MotàMot project: conversion of a French-Khmer published dictionary for building a multilingual lexical system
This project addresses the need for digital language resources in developing and emerging countries like Cambodia, Laos, Vietnam, Malaysia, and Thailand, but it is incremental as it builds on existing dictionary data and tools.
The MotàMot project tackled the challenge of computerizing the under-resourced Khmer language by developing a multilingual lexical system, resulting in an online resource with data converted from a French-Khmer dictionary and made accessible via a REST API.

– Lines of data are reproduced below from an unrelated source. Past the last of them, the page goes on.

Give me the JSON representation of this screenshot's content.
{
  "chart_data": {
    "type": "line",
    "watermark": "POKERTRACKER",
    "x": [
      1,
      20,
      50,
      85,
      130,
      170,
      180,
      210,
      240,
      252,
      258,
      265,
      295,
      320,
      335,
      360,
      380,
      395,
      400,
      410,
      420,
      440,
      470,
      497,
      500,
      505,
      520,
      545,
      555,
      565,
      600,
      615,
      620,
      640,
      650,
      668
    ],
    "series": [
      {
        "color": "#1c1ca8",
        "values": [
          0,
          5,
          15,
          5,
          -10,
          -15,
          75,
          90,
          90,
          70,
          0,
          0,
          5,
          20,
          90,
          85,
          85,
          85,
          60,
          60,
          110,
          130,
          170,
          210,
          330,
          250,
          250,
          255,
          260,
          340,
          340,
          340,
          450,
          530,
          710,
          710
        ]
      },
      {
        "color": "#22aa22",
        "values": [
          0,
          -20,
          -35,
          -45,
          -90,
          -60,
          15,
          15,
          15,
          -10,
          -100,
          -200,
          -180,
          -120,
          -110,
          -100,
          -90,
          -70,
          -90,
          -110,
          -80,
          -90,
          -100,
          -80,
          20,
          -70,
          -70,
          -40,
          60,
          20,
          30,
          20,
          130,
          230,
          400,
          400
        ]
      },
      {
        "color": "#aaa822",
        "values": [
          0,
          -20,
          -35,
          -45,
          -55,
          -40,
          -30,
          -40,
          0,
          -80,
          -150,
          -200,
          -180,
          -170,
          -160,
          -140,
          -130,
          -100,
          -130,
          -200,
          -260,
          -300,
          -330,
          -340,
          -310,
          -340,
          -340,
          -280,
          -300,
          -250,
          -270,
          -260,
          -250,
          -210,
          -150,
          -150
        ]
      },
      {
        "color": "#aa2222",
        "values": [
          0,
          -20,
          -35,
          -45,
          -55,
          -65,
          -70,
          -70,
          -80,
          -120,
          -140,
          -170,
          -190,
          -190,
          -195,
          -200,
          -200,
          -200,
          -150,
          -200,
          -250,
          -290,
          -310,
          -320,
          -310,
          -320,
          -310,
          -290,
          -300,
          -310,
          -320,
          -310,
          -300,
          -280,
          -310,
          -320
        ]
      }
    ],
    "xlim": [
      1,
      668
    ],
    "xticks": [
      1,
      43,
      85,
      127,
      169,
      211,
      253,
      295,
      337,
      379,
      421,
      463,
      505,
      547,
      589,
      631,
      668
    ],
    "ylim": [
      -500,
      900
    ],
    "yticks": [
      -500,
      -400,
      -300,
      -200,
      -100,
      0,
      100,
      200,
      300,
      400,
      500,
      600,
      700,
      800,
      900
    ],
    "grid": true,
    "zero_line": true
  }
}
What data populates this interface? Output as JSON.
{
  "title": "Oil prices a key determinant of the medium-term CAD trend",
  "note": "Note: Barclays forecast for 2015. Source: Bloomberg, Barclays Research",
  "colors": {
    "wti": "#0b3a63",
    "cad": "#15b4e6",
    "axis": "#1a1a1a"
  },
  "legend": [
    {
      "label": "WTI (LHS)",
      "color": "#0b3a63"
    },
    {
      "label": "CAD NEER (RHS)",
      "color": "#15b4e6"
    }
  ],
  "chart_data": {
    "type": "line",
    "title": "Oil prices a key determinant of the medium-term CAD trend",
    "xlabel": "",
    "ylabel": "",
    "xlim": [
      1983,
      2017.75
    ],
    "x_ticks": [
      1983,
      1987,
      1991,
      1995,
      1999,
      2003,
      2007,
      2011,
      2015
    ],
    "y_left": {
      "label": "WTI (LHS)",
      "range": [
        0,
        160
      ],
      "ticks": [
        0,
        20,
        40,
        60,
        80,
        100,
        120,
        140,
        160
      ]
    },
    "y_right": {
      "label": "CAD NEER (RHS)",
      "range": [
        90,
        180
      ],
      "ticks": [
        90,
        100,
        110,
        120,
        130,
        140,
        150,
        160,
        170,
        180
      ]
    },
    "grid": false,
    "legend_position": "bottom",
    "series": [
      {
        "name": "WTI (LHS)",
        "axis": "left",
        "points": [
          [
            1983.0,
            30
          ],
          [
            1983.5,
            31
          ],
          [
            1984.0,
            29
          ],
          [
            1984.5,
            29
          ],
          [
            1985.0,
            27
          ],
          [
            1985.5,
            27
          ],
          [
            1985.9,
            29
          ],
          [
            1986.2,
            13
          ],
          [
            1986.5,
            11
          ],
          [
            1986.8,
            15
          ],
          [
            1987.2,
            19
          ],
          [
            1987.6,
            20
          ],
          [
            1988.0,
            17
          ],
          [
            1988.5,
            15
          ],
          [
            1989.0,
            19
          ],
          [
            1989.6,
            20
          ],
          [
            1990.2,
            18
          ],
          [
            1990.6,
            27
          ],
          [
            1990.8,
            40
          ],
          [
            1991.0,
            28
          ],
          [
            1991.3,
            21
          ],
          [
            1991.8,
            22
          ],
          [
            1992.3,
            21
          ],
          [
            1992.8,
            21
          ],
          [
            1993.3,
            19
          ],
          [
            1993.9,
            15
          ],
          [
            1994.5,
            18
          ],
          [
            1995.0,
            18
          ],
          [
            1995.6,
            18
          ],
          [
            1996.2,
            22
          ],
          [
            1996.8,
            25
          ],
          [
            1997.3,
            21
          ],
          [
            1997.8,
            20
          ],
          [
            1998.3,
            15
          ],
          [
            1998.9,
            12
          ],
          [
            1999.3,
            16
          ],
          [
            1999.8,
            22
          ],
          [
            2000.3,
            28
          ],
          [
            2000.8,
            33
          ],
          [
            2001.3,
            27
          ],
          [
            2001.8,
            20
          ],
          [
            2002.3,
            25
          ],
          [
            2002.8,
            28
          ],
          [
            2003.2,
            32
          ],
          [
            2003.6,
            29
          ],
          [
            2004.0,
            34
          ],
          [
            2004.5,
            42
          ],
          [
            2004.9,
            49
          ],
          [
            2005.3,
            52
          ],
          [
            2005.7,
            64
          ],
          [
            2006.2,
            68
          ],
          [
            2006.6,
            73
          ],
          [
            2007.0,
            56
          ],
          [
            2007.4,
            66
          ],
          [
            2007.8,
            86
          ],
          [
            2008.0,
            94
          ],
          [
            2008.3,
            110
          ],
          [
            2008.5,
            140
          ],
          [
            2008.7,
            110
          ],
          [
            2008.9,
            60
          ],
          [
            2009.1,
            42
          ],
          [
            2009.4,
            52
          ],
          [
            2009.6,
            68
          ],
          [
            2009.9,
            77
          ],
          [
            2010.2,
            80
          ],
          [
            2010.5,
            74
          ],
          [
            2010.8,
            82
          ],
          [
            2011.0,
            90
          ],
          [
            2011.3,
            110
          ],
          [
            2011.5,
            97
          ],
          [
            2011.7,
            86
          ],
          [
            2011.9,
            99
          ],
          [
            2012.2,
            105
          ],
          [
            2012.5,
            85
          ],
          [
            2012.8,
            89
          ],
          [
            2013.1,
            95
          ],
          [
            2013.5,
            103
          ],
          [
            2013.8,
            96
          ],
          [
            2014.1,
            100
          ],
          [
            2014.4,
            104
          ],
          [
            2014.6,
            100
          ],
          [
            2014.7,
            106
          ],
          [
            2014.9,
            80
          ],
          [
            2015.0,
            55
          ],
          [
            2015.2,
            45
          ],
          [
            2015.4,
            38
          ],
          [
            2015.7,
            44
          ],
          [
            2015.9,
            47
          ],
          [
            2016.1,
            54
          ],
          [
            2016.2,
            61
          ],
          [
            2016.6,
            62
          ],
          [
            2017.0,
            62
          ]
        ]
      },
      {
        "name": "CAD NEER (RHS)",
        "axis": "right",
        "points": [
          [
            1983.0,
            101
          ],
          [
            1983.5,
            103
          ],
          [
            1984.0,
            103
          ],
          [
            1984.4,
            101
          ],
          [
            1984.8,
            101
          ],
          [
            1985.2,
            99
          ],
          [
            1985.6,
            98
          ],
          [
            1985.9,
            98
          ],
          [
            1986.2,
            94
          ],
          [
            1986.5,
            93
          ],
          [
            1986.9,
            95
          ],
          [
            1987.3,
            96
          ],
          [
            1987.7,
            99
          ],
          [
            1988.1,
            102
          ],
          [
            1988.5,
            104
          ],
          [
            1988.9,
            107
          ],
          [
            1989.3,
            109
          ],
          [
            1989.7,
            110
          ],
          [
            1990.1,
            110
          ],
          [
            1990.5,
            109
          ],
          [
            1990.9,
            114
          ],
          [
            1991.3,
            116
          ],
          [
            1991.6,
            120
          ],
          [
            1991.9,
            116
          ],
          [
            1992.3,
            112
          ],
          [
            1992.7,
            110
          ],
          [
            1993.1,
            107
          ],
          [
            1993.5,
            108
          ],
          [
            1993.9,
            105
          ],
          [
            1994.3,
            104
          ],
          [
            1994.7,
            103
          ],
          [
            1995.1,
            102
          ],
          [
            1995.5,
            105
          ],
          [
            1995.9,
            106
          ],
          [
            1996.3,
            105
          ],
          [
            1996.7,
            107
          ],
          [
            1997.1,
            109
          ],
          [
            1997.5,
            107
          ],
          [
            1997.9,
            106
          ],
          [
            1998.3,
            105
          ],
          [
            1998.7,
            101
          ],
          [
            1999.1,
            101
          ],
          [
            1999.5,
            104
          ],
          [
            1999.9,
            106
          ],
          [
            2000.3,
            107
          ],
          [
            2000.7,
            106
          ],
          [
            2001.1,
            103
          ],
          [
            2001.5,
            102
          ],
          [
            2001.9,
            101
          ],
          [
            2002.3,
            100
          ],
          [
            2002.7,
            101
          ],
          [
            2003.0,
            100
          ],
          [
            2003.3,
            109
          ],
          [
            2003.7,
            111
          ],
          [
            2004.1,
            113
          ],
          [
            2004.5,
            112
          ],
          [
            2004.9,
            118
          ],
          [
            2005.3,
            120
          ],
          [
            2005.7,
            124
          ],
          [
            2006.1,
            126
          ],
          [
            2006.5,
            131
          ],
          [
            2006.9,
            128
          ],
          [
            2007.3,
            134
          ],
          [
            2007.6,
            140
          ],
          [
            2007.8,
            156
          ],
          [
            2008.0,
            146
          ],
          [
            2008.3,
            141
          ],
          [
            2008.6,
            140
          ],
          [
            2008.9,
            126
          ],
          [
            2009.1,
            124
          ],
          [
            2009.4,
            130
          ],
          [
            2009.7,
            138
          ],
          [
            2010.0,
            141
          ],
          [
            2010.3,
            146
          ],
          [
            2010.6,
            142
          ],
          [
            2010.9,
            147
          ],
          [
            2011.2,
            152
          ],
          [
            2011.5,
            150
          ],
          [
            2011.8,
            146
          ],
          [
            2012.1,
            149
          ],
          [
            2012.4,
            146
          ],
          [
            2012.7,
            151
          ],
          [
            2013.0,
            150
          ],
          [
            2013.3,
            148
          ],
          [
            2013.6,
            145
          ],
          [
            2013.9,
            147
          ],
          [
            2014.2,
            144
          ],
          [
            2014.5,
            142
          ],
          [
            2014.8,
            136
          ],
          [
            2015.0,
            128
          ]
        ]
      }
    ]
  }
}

Economic issues related to the information processing techniques are very important. The development of such technologies is a major asset for developing countries like Cambodia and Laos, and emerging ones like Vietnam, Malaysia and Thailand. The MotAMot project aims to computerize an under-resourced language: Khmer, spoken mainly in Cambodia. The main goal of the project is the development of a multilingual lexical system targeted for Khmer. The macrostructure is a pivot one with each word sense of each language linked to a pivot axi. The microstructure comes from a simplification of the explanatory and combinatory dictionary. The lexical system has been initialized with data coming mainly from the conversion of the French-Khmer bilingual dictionary of Denis Richer from Word to XML format. The French part was completed with pronunciation and parts-of-speech coming from the FeM French-english-Malay dictionary. The Khmer headwords noted in IPA in the Richer dictionary were converted to Khmer writing with OpenFST, a finite state transducer tool. The resulting resource is available online for lookup, editing, download and remote programming via a REST API on a Jibiki platform.